Le redoutable Homme des neiges (1957)


LE REDOUTABLE HOMME DES NEIGES
(THE ABOMINABLE SNOWMAN)

Résumé :

Jon Rollason, éminent botaniste, décide de rejoindre une expédition menée par Tom Friend dans les montagnes de l’Himalaya. L’objectif est de percer les mystères du yéti.

Critique :

Un des premiers Hammer d’envergure avant le succès de la veine « gothique ». Si l’interprétation est parfois un peu théâtrale, les décors sont impressionnants, les scènes d’escalade excellentes, les trucages réussis ; il y a des moyens dans cette production et cela se voit. L’histoire est simple mais la réussite vient du fait que le scénario refuse l’aventure facile pour privilégier la fibre psychologique et le contemplatif. Val Guest sait parfaitement filmer cela. Il multiplie les plans sur les montagnes renforçant petit à petit le côté « surnaturel » et mettant le spectateur en condition pour le final.

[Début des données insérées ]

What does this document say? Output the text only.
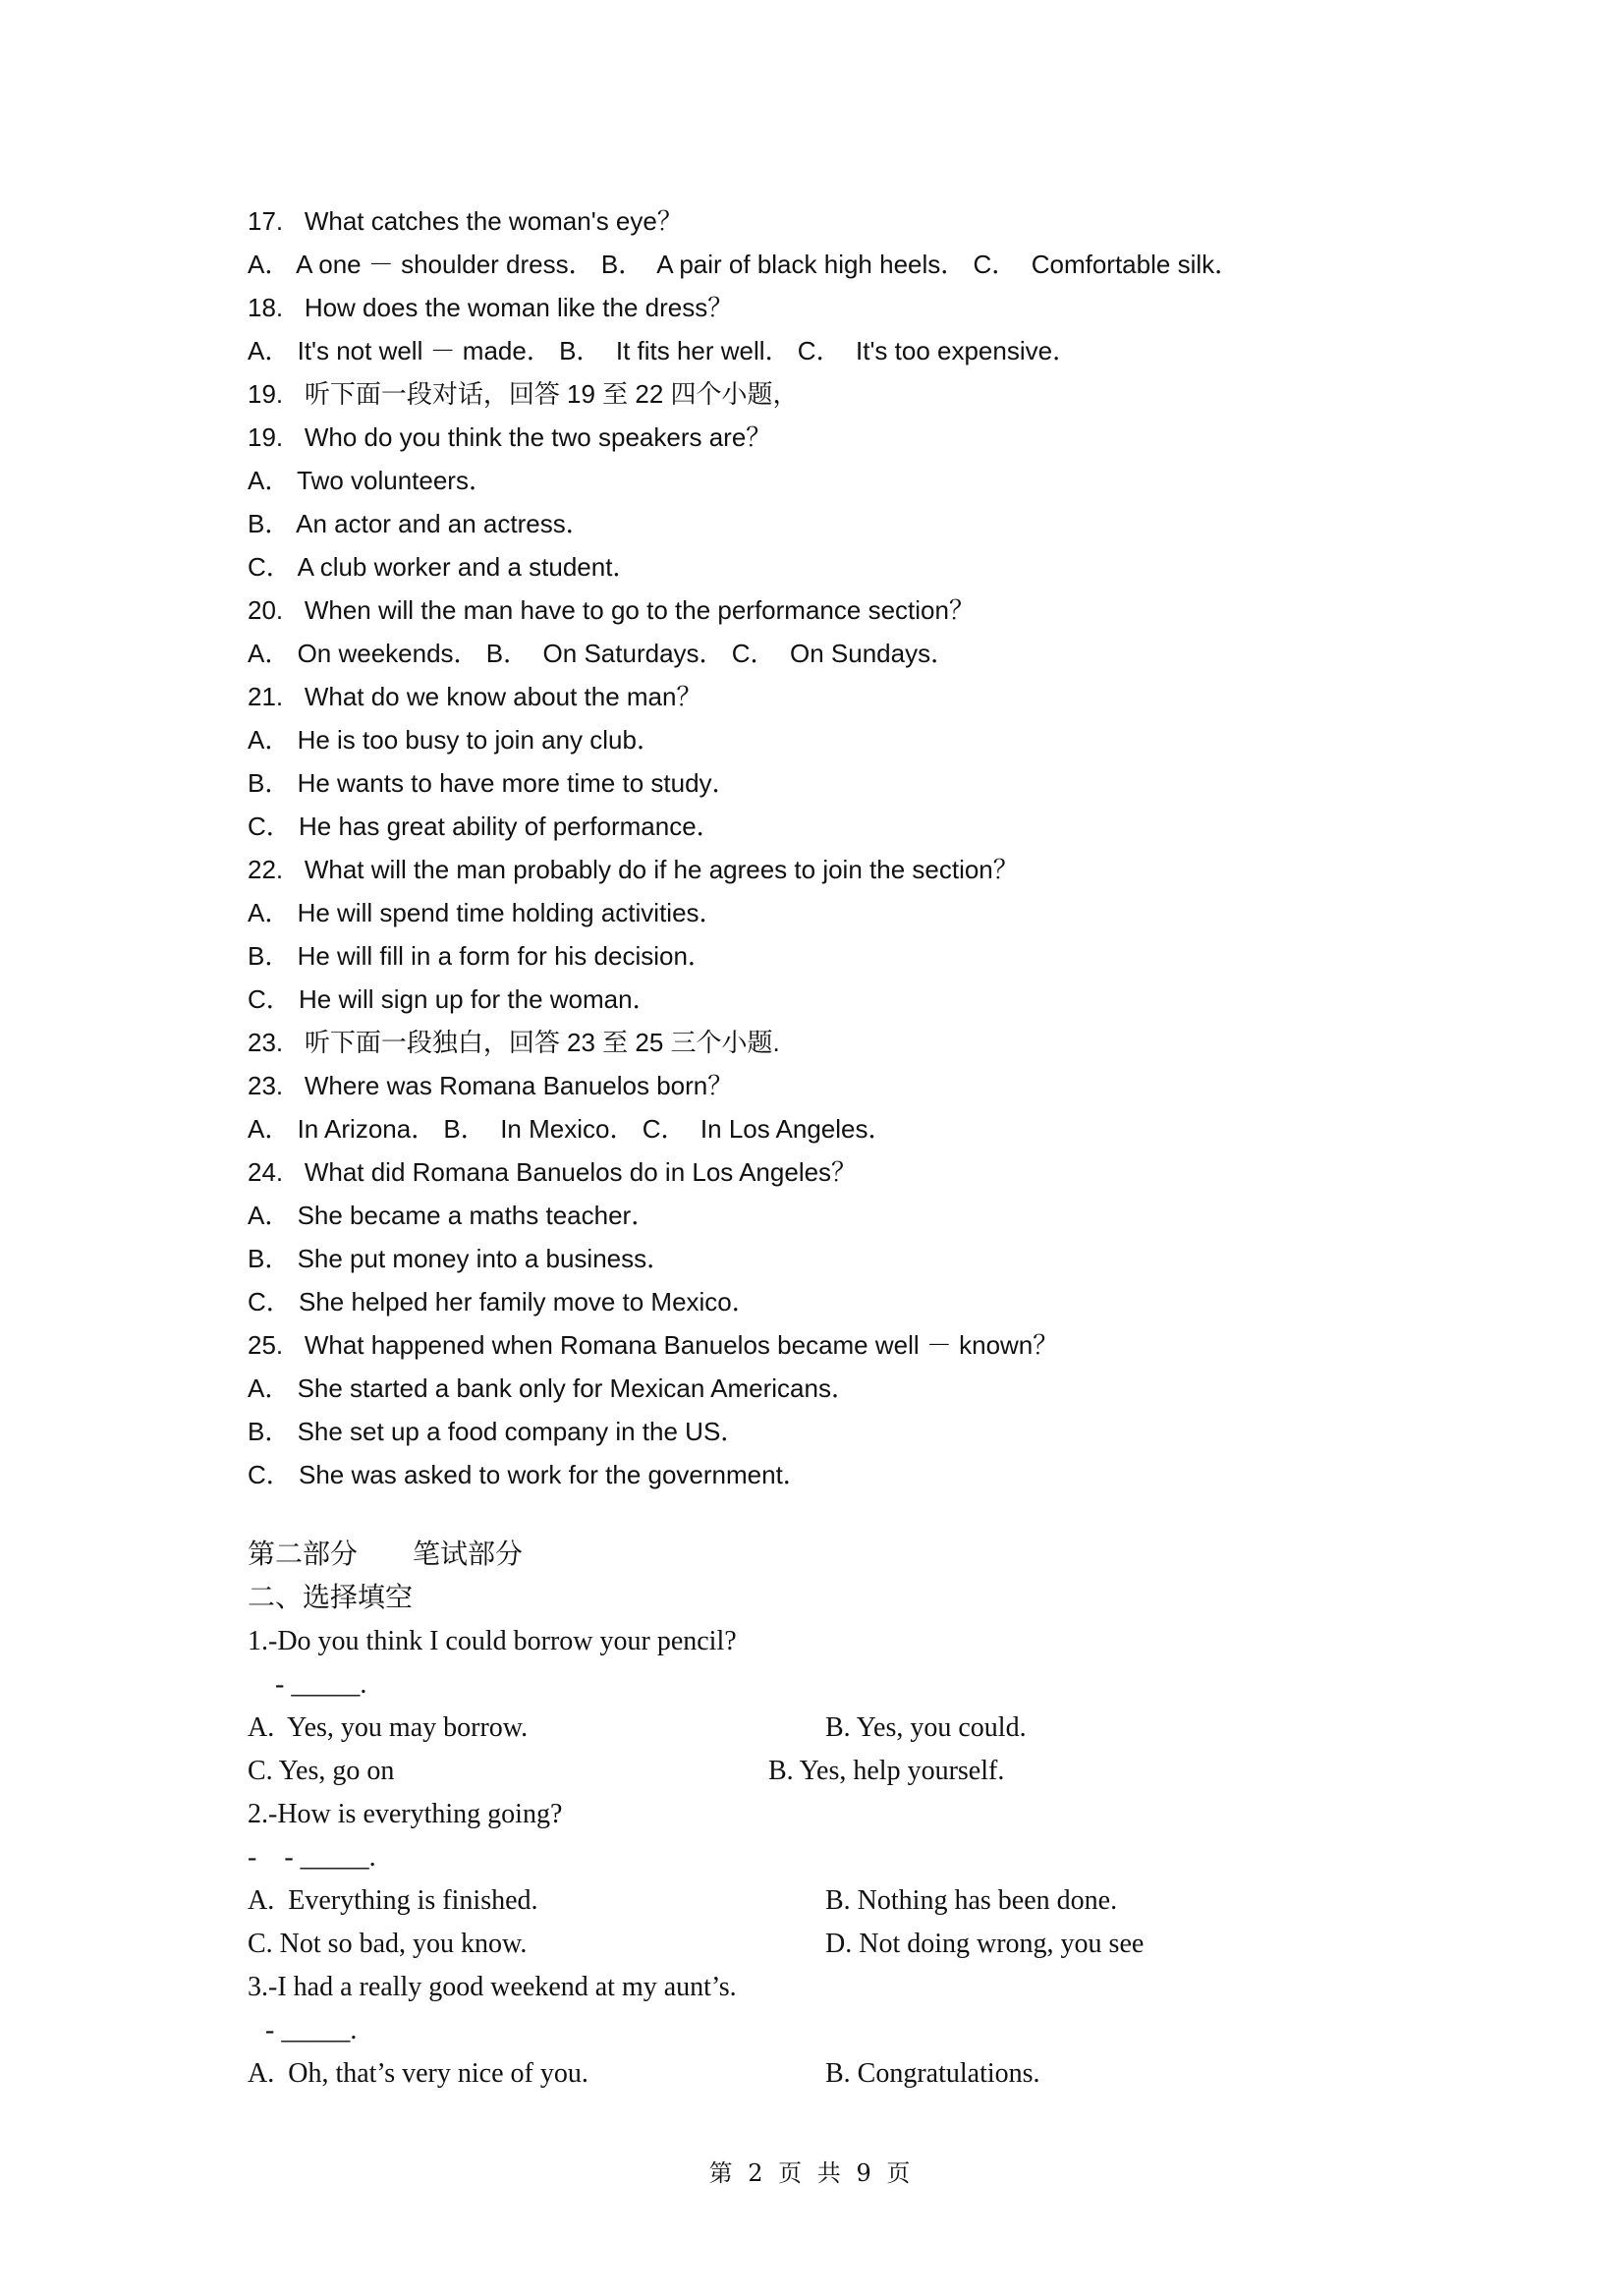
17.   What catches the woman's eye？
A． A one － shoulder dress． B．  A pair of black high heels． C．  Comfortable silk．
18.   How does the woman like the dress？
A． It's not well － made． B．  It fits her well． C．  It's too expensive．
19.   听下面一段对话，回答 19 至 22 四个小题，
19.   Who do you think the two speakers are？
A． Two volunteers．
B． An actor and an actress．
C． A club worker and a student．
20.   When will the man have to go to the performance section？
A． On weekends． B．  On Saturdays． C．  On Sundays．
21.   What do we know about the man？
A． He is too busy to join any club．
B． He wants to have more time to study．
C． He has great ability of performance．
22.   What will the man probably do if he agrees to join the section？
A． He will spend time holding activities．
B． He will fill in a form for his decision．
C． He will sign up for the woman．
23.   听下面一段独白，回答 23 至 25 三个小题.
23.   Where was Romana Banuelos born？
A． In Arizona． B．  In Mexico． C．  In Los Angeles．
24.   What did Romana Banuelos do in Los Angeles？
A． She became a maths teacher．
B． She put money into a business．
C． She helped her family move to Mexico．
25.   What happened when Romana Banuelos became well － known？
A． She started a bank only for Mexican Americans．
B． She set up a food company in the US．
C． She was asked to work for the government．
第二部分        笔试部分
二、选择填空
1.-Do you think I could borrow your pencil?
- _____.

A.  Yes, you may borrow.

	B. Yes, you could.

C. Yes, go on

	B. Yes, help yourself.

2.-How is everything going?
-    - _____.

A.  Everything is finished.

	B. Nothing has been done.

C. Not so bad, you know.

	D. Not doing wrong, you see

3.-I had a really good weekend at my aunt’s.
- _____.

A.  Oh, that’s very nice of you.

	B. Congratulations.

第 2 页 共 9 页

La base de l’histoire est un classique que n’aurait pas renié Henri Vernes pour un Bob Morane et la composition de l’expédition Friend renforce cette impression. Si Jon Rollason est un savant idéaliste à qui Peter Cushing apporte un profond humanisme (amusant quand on sait que Peter Cushing va prochainement jouer Frankenstein !), il reste un peu en retrait. Le charisme est déjà là mais l’acteur n’a pas encore le plein impact qu’il aura bientôt. Tom Friend est un fort en gueule, un aventurier au sens le moins romantique du terme. Il est assisté d’un Edward Shelley qui ne songe qu’à piéger le yéti et, plus étrange, par un photographe Jock McNee. En fait, ce personnage incongru par sa sensibilité est le premier indice que nous ne sommes pas dans un simple film d’aventure.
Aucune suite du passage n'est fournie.